I’ve had quite a bit of off-hours work, but not a lot of off-hours time in which to do it (mostly having to do with house issues, apartment dwellers should forgive me for being jealous of them a fair portion of the time). The end result of this is cramming several days worth of work into a window of a few hours.
Last night I had to patch several servers via Windows Update, upgrade the memory in one server (which required re-cabling due to a half installed cable arm), updated the MS DPM agent on two other servers, updated the firmware on our Barracuda spam firewall (which was the second Barracuda update in a row that created more problems than it solved), and replaced the batteries in our battery backup unit (which itself required carefully shutting down several different servers and processes).
After everything came back up I caught a non-production virtual machine that wasn’t starting (which will be a story for a different post), the Citrix servers were running slow, and I was having issues getting a database process to start correctly. After wrestling with the host of issues for an hour and resolving them for the most part I took off while I was ahead, or so I thought.
In my rush to wrap up I forgot my cardinal rule when touching anything to do with e-mail: test with an outbound and reply it back. That night my diagnosis of Exchange consisted of making sure Outlook wasn’t popping an error up in the tray before I got bogged down on the other issues. To make matters worse a user e-mailed me to let me know it wasn’t working, but unfortunately he e-mailed me at the time when the server was down due to the battery replacement, so I thought nothing more of it and told him that it should be working (while I only testing the OWA splash page). I admit that I also improperly relied on my Windows Mobile phone for testing, an unreliable device even when everything is working properly.

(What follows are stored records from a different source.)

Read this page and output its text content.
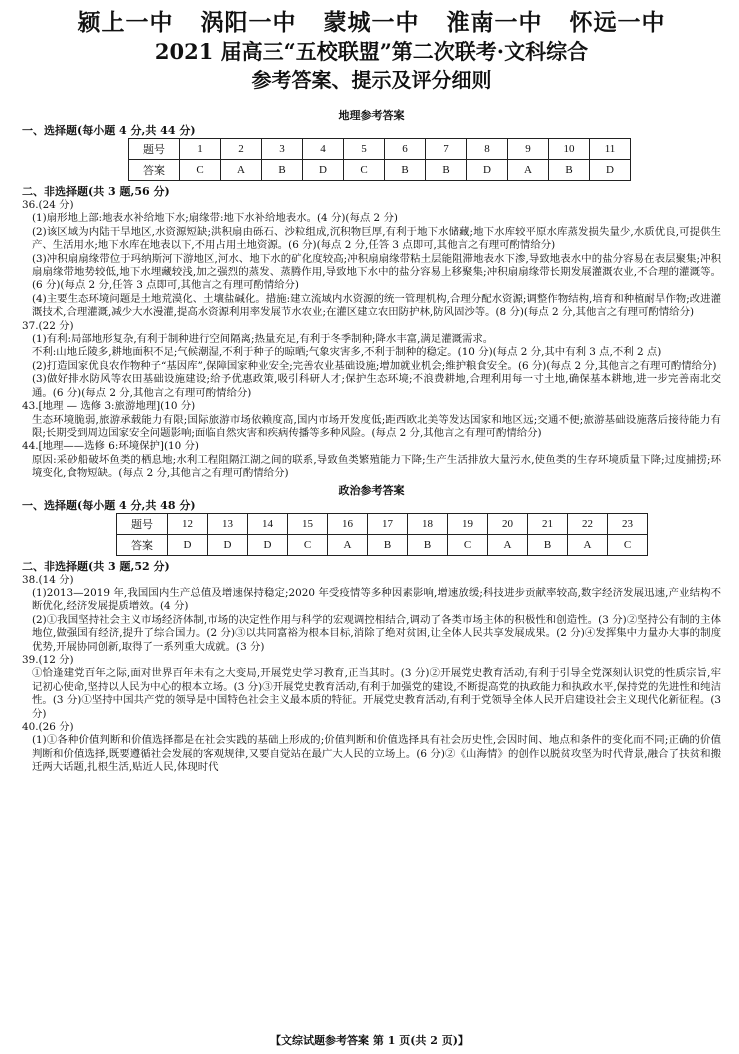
颍上一中   涡阳一中   蒙城一中   淮南一中   怀远一中
2021 届高三“五校联盟”第二次联考·文科综合
参考答案、提示及评分细则
地理参考答案
一、选择题(每小题 4 分,共 44 分)
题号	1	2	3	4	5	6	7	8	9	10	11
答案	C	A	B	D	C	B	B	D	A	B	D
二、非选择题(共 3 题,56 分)

36.(24 分)

(1)扇形地上部:地表水补给地下水;扇缘带:地下水补给地表水。(4 分)(每点 2 分)

(2)该区域为内陆干旱地区,水资源短缺;洪积扇由砾石、沙粒组成,沉积物巨厚,有利于地下水储藏;地下水库较平原水库蒸发损失量少,水质优良,可提供生产、生活用水;地下水库在地表以下,不用占用土地资源。(6 分)(每点 2 分,任答 3 点即可,其他言之有理可酌情给分)

(3)冲积扇扇缘带位于玛纳斯河下游地区,河水、地下水的矿化度较高;冲积扇扇缘带粘土层能阻滞地表水下渗,导致地表水中的盐分容易在表层聚集;冲积扇扇缘带地势较低,地下水埋藏较浅,加之强烈的蒸发、蒸腾作用,导致地下水中的盐分容易上移聚集;冲积扇扇缘带长期发展灌溉农业,不合理的灌溉等。(6 分)(每点 2 分,任答 3 点即可,其他言之有理可酌情给分)

(4)主要生态环境问题是土地荒漠化、土壤盐碱化。措施:建立流域内水资源的统一管理机构,合理分配水资源;调整作物结构,培育和种植耐旱作物;改进灌溉技术,合理灌溉,减少大水漫灌,提高水资源利用率发展节水农业;在灌区建立农田防护林,防风固沙等。(8 分)(每点 2 分,其他言之有理可酌情给分)

37.(22 分)

(1)有利:局部地形复杂,有利于制种进行空间隔离;热量充足,有利于冬季制种;降水丰富,满足灌溉需求。

不利:山地丘陵多,耕地面积不足;气候潮湿,不利于种子的晾晒;气象灾害多,不利于制种的稳定。(10 分)(每点 2 分,其中有利 3 点,不利 2 点)

(2)打造国家优良农作物种子“基因库”,保障国家种业安全;完善农业基础设施;增加就业机会;维护粮食安全。(6 分)(每点 2 分,其他言之有理可酌情给分)

(3)做好排水防风等农田基础设施建设;给予优惠政策,吸引科研人才;保护生态环境;不浪费耕地,合理利用每一寸土地,确保基本耕地,进一步完善南北交通。(6 分)(每点 2 分,其他言之有理可酌情给分)

43.[地理 — 选修 3:旅游地理](10 分)

生态环境脆弱,旅游承载能力有限;国际旅游市场依赖度高,国内市场开发度低;距西欧北美等发达国家和地区远;交通不便;旅游基础设施落后接待能力有限;长期受到周边国家安全问题影响;面临自然灾害和疾病传播等多种风险。(每点 2 分,其他言之有理可酌情给分)

44.[地理——选修 6:环境保护](10 分)

原因:采砂船破坏鱼类的栖息地;水利工程阻隔江湖之间的联系,导致鱼类繁殖能力下降;生产生活排放大量污水,使鱼类的生存环境质量下降;过度捕捞;环境变化,食物短缺。(每点 2 分,其他言之有理可酌情给分)

政治参考答案
一、选择题(每小题 4 分,共 48 分)
题号	12	13	14	15	16	17	18	19	20	21	22	23
答案	D	D	D	C	A	B	B	C	A	B	A	C
二、非选择题(共 3 题,52 分)

38.(14 分)

(1)2013—2019 年,我国国内生产总值及增速保持稳定;2020 年受疫情等多种因素影响,增速放缓;科技进步贡献率较高,数字经济发展迅速,产业结构不断优化,经济发展提质增效。(4 分)

(2)①我国坚持社会主义市场经济体制,市场的决定性作用与科学的宏观调控相结合,调动了各类市场主体的积极性和创造性。(3 分)②坚持公有制的主体地位,做强国有经济,提升了综合国力。(2 分)③以共同富裕为根本目标,消除了绝对贫困,让全体人民共享发展成果。(2 分)④发挥集中力量办大事的制度优势,开展协同创新,取得了一系列重大成就。(3 分)

39.(12 分)

①恰逢建党百年之际,面对世界百年未有之大变局,开展党史学习教育,正当其时。(3 分)②开展党史教育活动,有利于引导全党深刻认识党的性质宗旨,牢记初心使命,坚持以人民为中心的根本立场。(3 分)③开展党史教育活动,有利于加强党的建设,不断提高党的执政能力和执政水平,保持党的先进性和纯洁性。(3 分)①坚持中国共产党的领导是中国特色社会主义最本质的特征。开展党史教育活动,有利于党领导全体人民开启建设社会主义现代化新征程。(3 分)

40.(26 分)

(1)①各种价值判断和价值选择都是在社会实践的基础上形成的;价值判断和价值选择具有社会历史性,会因时间、地点和条件的变化而不同;正确的价值判断和价值选择,既要遵循社会发展的客观规律,又要自觉站在最广大人民的立场上。(6 分)②《山海情》的创作以脱贫攻坚为时代背景,融合了扶贫和搬迁两大话题,扎根生活,贴近人民,体现时代

【文综试题参考答案 第 1 页(共 2 页)】
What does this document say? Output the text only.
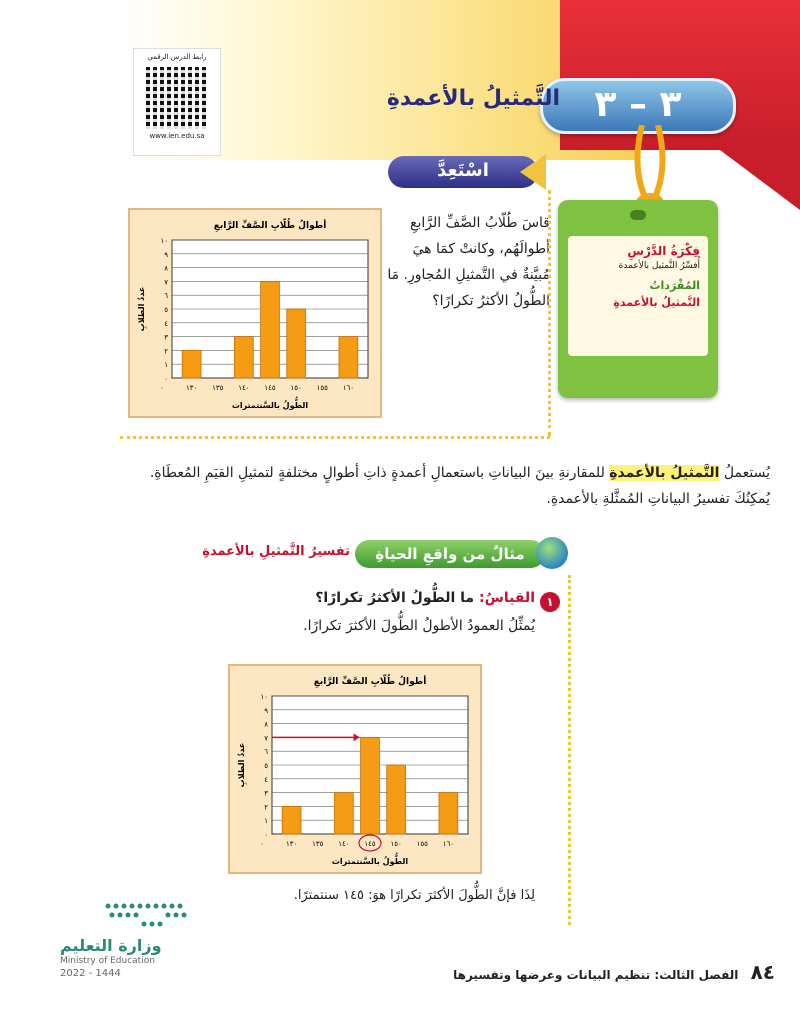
رابط الدرس الرقمي
www.ien.edu.sa
٣ – ٣
التَّمثيلُ بالأعمدةِ

فِكْرَةُ الدَّرْسِ

أُفسِّرُ التَّمثيل بالأعمدة

المُفْرَداتُ

التَّمثيلُ بالأعمدةِ

اسْتَعِدَّ
قاسَ طُلّابُ الصَّفِّ الرَّابعِ أطوالَهُم، وكانتْ كمَا هيَ مُبيَّنةٌ في التَّمثيلِ المُجاورِ. مَا الطُّولُ الأكثرُ تكرارًا؟
أطوالُ طُلّابِ الصَّفِّ الرَّابعِ
٠
١
٢
٣
٤
٥
٦
٧
٨
٩
١٠
١٣٠ ١٣٥ ١٤٠ ١٤٥ ١٥٠ ١٥٥ ١٦٠
٠
الطُّولُ بالسَّنتمترات
عددُ الطلابِ
يُستعملُ التَّمثيلُ بالأعمدةِ للمقارنةِ بينَ البياناتِ باستعمالِ أعمدةٍ ذاتِ أطوالٍ مختلفةٍ لتمثيلِ القيَمِ المُعطَاةِ. يُمكِنُكَ تفسيرُ البياناتِ المُمثَّلةِ بالأعمدةِ.
مثالٌ من واقعِ الحياةِ
تفسيرُ التَّمثيلِ بالأعمدةِ
١
القياسُ: ما الطُّولُ الأكثرُ تكرارًا؟
يُمثِّلُ العمودُ الأطولُ الطُّولَ الأكثرَ تكرارًا.
أطوالُ طُلّابِ الصَّفِّ الرَّابعِ
٠
١
٢
٣
٤
٥
٦
٧
٨
٩
١٠
١٣٠ ١٣٥ ١٤٠ ١٤٥ ١٥٠ ١٥٥ ١٦٠
٠
الطُّولُ بالسَّنتمترات
عددُ الطلابِ
لِذَا فإنَّ الطُّولَ الأكثرَ تكرارًا هوَ: ١٤٥ سنتمترًا.
وزارة التعليم
Ministry of Education
2022 - 1444	٨٤ الفصل الثالث: تنظيم البيانات وعرضها وتفسيرها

In the end the error was caused by the Exchange 2003 server booting up before (probably by seconds) any of the domain controllers and as a result most of the Exchange services did not start. It’s worth noting that my near-production Exchange 2007 server did not experience this fault. Long term I should have a more reliable test mechanism (this happened before after an extended power outage), but most of all I just need to remember to perform my diagnostic procedures before attempting to fix the first issue that grabs my time.